Setelah memahami alasan ketidakstabilan peptida, berdasarkan pengalaman bertahun-tahun dalam sintesis peptida, dipastikan bahwa terdapat solusi berikut untuk meningkatkan stabilitas peptida.
1) Mutasi yang diarahkan ke lokasi
Mengganti residu yang menyebabkan ketidakstabilan peptida atau memasukkan residu yang meningkatkan stabilitas peptida melalui rekayasa genetika dapat meningkatkan stabilitas peptida.
2) Modifikasi kimia
Ada banyak metode modifikasi kimia untuk peptida, dengan modifikasi PEG yang paling banyak dipelajari.
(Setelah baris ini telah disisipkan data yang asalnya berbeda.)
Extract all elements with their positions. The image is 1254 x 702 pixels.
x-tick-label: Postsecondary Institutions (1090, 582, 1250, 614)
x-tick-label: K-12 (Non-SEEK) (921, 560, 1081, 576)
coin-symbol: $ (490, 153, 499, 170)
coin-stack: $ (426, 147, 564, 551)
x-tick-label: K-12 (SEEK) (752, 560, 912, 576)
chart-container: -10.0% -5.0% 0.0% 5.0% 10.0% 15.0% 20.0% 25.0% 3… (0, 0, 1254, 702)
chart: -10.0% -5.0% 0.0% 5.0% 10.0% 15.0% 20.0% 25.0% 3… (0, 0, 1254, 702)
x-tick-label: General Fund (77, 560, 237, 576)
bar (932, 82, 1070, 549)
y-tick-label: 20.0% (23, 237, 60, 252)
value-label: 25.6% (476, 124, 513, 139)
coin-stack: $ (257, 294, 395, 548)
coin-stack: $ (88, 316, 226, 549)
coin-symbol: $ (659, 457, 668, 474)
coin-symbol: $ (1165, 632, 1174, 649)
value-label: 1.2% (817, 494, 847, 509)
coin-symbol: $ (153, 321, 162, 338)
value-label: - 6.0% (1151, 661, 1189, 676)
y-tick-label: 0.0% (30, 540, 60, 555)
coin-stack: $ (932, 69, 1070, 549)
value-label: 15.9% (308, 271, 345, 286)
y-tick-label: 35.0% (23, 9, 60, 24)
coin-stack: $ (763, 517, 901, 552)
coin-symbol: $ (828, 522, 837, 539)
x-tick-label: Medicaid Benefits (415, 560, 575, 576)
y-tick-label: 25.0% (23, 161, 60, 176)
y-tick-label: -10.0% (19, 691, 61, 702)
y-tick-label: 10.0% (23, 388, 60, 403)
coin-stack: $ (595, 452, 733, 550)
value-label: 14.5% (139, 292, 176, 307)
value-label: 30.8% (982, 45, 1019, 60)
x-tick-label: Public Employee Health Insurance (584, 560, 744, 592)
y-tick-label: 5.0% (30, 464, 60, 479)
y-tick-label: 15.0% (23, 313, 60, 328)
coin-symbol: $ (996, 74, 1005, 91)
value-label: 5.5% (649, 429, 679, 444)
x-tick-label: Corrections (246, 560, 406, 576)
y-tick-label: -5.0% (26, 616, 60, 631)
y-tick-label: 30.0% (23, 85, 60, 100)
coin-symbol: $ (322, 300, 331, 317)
PEG adalah senyawa polimer yang larut dalam air yang dapat terurai secara hayati dan tidak beracun secara in vivo. PEG dapat meningkatkan kelarutan peptida setelah pengikatan, mengatur biokompatibilitas, meningkatkan stabilitas termal, menahan degradasi protease, mengurangi antigenisitas, dan memperpanjang waktu paruh in vivo. Memilih metode modifikasi yang tepat dan mengendalikan tingkat modifikasi dapat meningkatkan kebugaran fisik atau meningkatkan aktivitas biologis asli.
3) Aditif
Dengan menambahkan bahan tambahan seperti gula, poliol, gelatin, asam amino, dan garam tertentu, stabilitas peptida dapat ditingkatkan. Gula dan poliol memaksa lebih banyak molekul air mengelilingi protein pada konsentrasi rendah, sehingga meningkatkan stabilitas peptida. Selama proses pengeringan beku, zat-zat tersebut di atas juga dapat menggantikan air dan membentuk ikatan hidrogen dengan peptida untuk menstabilkan konformasi alaminya, dan juga dapat meningkatkan suhu transisi gelas pada produk kering beku. Selain itu, surfaktan seperti SDS, Tween, Pluronic dapat mencegah adsorpsi permukaan peptida, agregasi, dan presipitasi.
4) Pengeringan beku
Rangkaian reaksi kimia yang terjadi pada peptida, seperti deamidasi, eliminasi beta, hidrolisis, dll., memerlukan partisipasi air, yang juga dapat berfungsi sebagai fase gerak untuk reaktan lainnya. Selain itu, penurunan kadar air dapat meningkatkan suhu denaturasi peptida. Oleh karena itu, pengeringan beku dapat meningkatkan stabilitas peptida.